Tous les territoires de la République ne bénéficient pas du même dynamisme. Si l'on compare l'évolution des PIB régionaux, on se rend compte une fois encore qu'il vaut mieux vivre en Ile-de-France que dans le Grand Est.

En observant les croissances régionales internes au pays entre 2007 et 2014, il apparaît que la fracture post- crise entre l'Ile de France (17,31%) et des régions comme la Bourgogne-Franche-Comté (-0.03%), le Grand Est (1.19%) ou le Centre Val de Loire (1.73%) semble s'être creusé cours de ces années. Dans quelle mesure ce phénomène a t il été exacerbé par la crise ? Quels en sont les résultats sur le terrain ? Assiste t on à l'émergence de deux "France" ? 

Laurent Chalard : Comme l’a montré l’économiste Laurent Davezies, la crise de 2008 a conduit à des modifications du dynamisme économique des territoires français, avec un renforcement de la croissance des grandes métropoles, dont Paris, alors que les autres territoires, en particulier ceux de tradition industrielle n’arrivent pas à redémarrer. Il n’apparaît donc guère surprenant de voir que la région qui abrite la plus grande métropole du pays, l’Ile de France, ait connu une progression de son PIB entre 2007 et 2014 sensiblement plus importante que les autres, Corse exceptée (la croissance de l’île est essentiellement le produit de l’économie résidentielle et la fiabilité des données n’est pas très bonne), et de voir que les deux régions affichant les plus mauvaises performances, le Grand Est et la Bourgogne-Franche-Comté sont des régions de tradition industrielle sans grande métropole permettant de dynamiser l’ensemble de leur tissu économique. Par exemple, l’aire d’influence de la métropole de Strasbourg, la plus importante du Grand Est ne dépasse guère le périmètre de l’ancienne région Alsace, Strasbourg étant trop petite pour irradier plus loin.

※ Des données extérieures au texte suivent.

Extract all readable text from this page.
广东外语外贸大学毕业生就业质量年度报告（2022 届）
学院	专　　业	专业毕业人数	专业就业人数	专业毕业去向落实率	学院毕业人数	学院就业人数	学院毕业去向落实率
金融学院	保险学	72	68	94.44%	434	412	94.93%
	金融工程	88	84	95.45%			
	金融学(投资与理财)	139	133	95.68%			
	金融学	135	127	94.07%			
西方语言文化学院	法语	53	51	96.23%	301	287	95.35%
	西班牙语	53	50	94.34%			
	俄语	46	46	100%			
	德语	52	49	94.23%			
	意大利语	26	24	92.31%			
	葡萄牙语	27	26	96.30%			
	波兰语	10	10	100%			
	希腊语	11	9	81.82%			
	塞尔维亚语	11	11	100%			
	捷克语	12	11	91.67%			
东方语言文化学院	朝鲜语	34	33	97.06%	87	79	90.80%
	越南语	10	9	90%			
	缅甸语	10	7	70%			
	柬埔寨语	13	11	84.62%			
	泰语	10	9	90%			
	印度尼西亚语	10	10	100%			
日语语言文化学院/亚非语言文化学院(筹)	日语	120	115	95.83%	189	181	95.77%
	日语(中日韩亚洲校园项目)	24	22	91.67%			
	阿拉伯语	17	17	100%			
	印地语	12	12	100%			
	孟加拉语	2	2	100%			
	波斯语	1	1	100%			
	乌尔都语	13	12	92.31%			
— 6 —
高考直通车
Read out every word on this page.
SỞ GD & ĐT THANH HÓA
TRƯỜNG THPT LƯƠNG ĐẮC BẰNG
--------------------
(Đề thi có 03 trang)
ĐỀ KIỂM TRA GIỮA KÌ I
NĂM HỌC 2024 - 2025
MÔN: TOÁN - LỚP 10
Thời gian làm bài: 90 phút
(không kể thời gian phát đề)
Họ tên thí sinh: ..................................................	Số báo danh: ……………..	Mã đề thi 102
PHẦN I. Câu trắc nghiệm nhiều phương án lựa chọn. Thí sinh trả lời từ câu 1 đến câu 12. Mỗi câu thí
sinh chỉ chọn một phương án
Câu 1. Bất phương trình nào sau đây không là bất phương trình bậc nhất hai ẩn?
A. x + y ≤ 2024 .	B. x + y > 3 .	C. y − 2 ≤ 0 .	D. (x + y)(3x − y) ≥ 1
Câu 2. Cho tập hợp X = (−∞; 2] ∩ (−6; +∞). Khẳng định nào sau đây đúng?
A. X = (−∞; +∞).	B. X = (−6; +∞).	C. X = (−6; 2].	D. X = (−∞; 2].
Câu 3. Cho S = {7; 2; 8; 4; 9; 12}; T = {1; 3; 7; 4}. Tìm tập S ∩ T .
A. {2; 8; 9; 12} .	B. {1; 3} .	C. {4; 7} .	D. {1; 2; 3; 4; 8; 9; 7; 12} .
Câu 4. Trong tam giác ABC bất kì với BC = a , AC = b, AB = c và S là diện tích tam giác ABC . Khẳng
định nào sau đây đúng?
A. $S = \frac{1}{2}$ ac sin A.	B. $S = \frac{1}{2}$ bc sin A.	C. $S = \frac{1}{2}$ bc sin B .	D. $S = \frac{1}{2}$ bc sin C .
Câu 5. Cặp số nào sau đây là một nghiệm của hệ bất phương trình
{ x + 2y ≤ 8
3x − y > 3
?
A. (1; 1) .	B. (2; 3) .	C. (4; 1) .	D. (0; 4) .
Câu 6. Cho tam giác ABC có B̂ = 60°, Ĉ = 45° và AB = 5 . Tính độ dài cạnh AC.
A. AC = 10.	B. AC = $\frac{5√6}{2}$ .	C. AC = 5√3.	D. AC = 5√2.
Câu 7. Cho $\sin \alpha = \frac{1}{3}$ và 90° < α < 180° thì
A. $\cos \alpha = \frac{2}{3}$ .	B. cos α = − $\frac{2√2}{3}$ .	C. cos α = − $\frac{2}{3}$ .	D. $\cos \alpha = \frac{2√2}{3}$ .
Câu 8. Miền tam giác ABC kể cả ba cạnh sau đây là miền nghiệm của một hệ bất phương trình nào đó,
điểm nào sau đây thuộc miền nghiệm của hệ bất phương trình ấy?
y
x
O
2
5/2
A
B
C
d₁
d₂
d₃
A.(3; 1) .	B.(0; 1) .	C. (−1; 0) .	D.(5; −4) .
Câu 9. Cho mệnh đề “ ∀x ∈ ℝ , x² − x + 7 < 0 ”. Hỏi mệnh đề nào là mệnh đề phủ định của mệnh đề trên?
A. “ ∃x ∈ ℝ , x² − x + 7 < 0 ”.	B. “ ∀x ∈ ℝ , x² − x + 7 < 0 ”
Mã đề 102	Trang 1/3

Sur le terrain, ces différences de croissance signifient que les décalages de niveau de production de richesse entre régions se sont accentués ces dernières années, puisque la riche Ile de France s’enrichit plus vite que le reste du territoire hexagonal, alors que la relativement pauvre Bourgogne-Franche-Comté stagne. Pour la politique d’aménagement du territoire, dont l’objectif est de réduire les différences de PIB entre les régions, c’est une mauvaise nouvelle.

Il est incontestable que nous assistons à l’émergence de plusieurs « France », sachant que, suivant les grilles de lecture utilisées, leur nombre et leur délimitation peuvent varier. Une première grille de lecture, la plus connue, est celle du géographe Christophe Guilluy, qui oppose les grandes métropoles mondialisées à l’ensemble du reste du territoire français. Une autre grille, celle de l’économiste Laurent Davezies ajoute une troisième France, celle de l’économie résidentielle, correspondant à des territoires éloignés des grandes métropoles dont les performances économiques sont honorables (littoraux et leurs arrière-pays, régions de stations de sports d’hiver). Une troisième grille, géographique, repose sur le basculement de l’emploi à l’ouest d’une ligne Le Havre-Marseille. Ces différentes grilles de lecture ne sont pas contradictoires, mais se complètent les unes les autres, car les dynamiques territoriales sont plurifactorielles. 

Mondialisation et métropolisation sont régulièrement pointées du doigt dans ce processus, quels sont les réels facteurs qui peuvent conduire à un tel résultat ?  

La mondialisation, phénomène international, non spécifique au territoire français, a un impact certain, puisqu’elle entraîne une concentration de l’emploi dans quelques lieux connectés, que sont les grandes métropoles et accessoirement des villes moyennes hyperspécialisées dans des activités à haute valeur ajoutée, ce qui est rarement le cas en France, contrairement à certains de nos voisins européens.

Cependant, il ne faut pas sous-estimer l’impact des décisions politiques dans le regain économique de la région parisienne. En effet, après une décennie de sous-investissement certain dans la région-capitale, la politique du Grand Paris, initiée sous le quinquennat de Nicolas Sarkozy, a conduit à un recentrement de l’investissement public vers l’Ile de France, qui s’est largement poursuivi sous le quinquennat de François Hollande. Le parti socialiste a mené une politique anti-rural pour des raisons clientélistes, son électorat de base se situant dans les grandes métropoles. Dans ce cadre, la réforme territoriale, engagée en 2014, n’a probablement pas amélioré la situation depuis, puisqu’elle favorise grandement les grandes métropoles.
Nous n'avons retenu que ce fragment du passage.